The Emacsification of Software

· ai · Source ↗

TLDR

  • AI agents now make native GUI personal software (SwiftUI, macOS) as buildable as an .emacs config, killing the excuse to tolerate TUI or Electron apps.

Key Takeaways

  • Author built MDV.app, a macOS native Markdown viewer with SQLite FTS, TOC nav, bookmarks, and text search, in ~30 minutes of interactive Claude time.
  • Electron persists because native UI talent is scarce; Claude closes that gap by being a competent SwiftUI developer, not just a replacement-level one.
  • The thesis: AI-assisted native apps follow Emacs culture, personal, bespoke, show-and-tell driven, with prompts mattering more than source code.
  • Target category is long-tail personal tooling: Markdown viewers, iostat wrappers, bpftrace visualizers, things too niche for App Store economics.
  • Escape velocity is rare; most output will be forgotten like stale elisp, but the ones that spread carry ideas and prompts, not packaged binaries.

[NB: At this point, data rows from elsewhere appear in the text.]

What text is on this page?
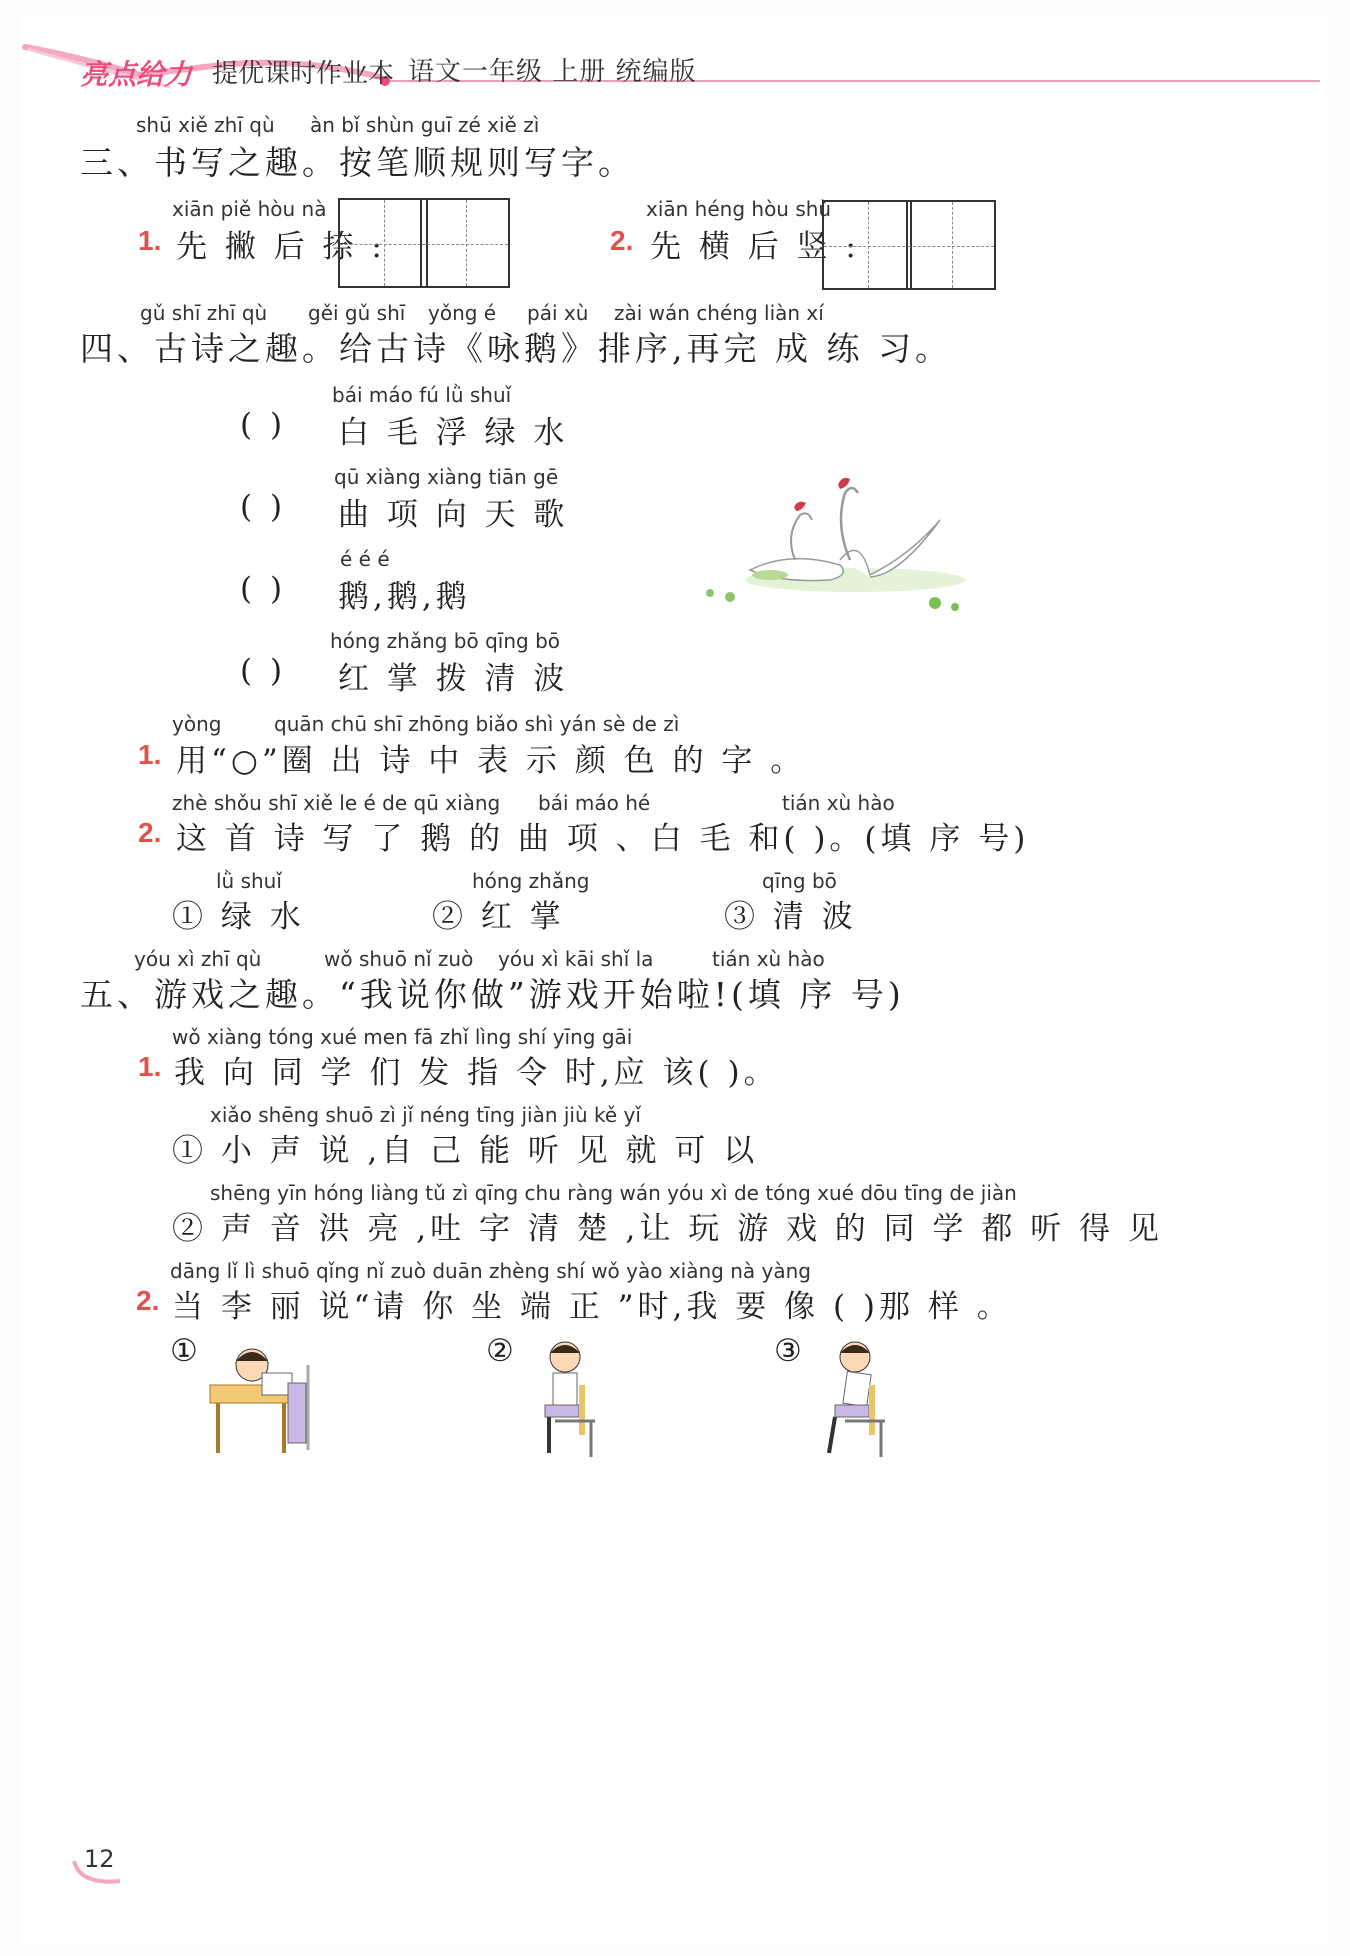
亮点给力 提优课时作业本 语文一年级 上册 统编版
shū xiě zhī qù àn bǐ shùn guī zé xiě zì
三、书写之趣。按笔顺规则写字。
xiān piě hòu nà
1. 先 撇 后 捺 :
xiān héng hòu shù
2. 先 横 后 竖 :
gǔ shī zhī qù gěi gǔ shī yǒng é pái xù zài wán chéng liàn xí
四、古诗之趣。给古诗《咏鹅》排序,再完 成 练 习。
bái máo fú lǜ shuǐ
( ) 白 毛 浮 绿 水
qū xiàng xiàng tiān gē
( ) 曲 项 向 天 歌
é é é
( ) 鹅,鹅,鹅
hóng zhǎng bō qīng bō
( ) 红 掌 拨 清 波
yòng	quān chū shī zhōng biǎo shì yán sè de zì
1. 用“○”圈 出 诗 中 表 示 颜 色 的 字 。
zhè shǒu shī xiě le é de qū xiàng bái máo hé	tián xù hào
2. 这 首 诗 写 了 鹅 的 曲 项 、白 毛 和( )。(填 序 号)
lǜ shuǐ
① 绿 水
hóng zhǎng
② 红 掌
qīng bō
③ 清 波
yóu xì zhī qù	wǒ shuō nǐ zuò yóu xì kāi shǐ la	tián xù hào
五、游戏之趣。“我说你做”游戏开始啦!(填 序 号)
wǒ xiàng tóng xué men fā zhǐ lìng shí yīng gāi
1. 我 向 同 学 们 发 指 令 时,应 该( )。
xiǎo shēng shuō zì jǐ néng tīng jiàn jiù kě yǐ
① 小 声 说 ,自 己 能 听 见 就 可 以
shēng yīn hóng liàng tǔ zì qīng chu ràng wán yóu xì de tóng xué dōu tīng de jiàn
② 声 音 洪 亮 ,吐 字 清 楚 ,让 玩 游 戏 的 同 学 都 听 得 见
dāng lǐ lì shuō qǐng nǐ zuò duān zhèng shí wǒ yào xiàng nà yàng
2. 当 李 丽 说“请 你 坐 端 正 ”时,我 要 像 ( )那 样 。
①	②	③
12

Hacker News Comment Review

  • Strong consensus that the Emacs analogy lands: personal software as configuration, where the prompts are the shareable artifact, not the repo.
  • Debate on accessibility: technical users get near-instant wins, but non-experts still need enough domain knowledge to direct and maintain agent output.
  • Recurring practical wishlist names podcast apps, feed readers, Bluesky clients, recipe managers, and chat as obvious reclaim targets for native rewrites.

Notable Comments

  • @tptacek: argues learning SwiftUI now is like learning Word really well, outcomes are “within millimeters” whether or not you invest in the skill.
  • @morpheuskafka: asks whether LLMs can finally automate Figma-to-native-platform conversion for CRUD apps, eliminating React Native and Electron at the spec layer.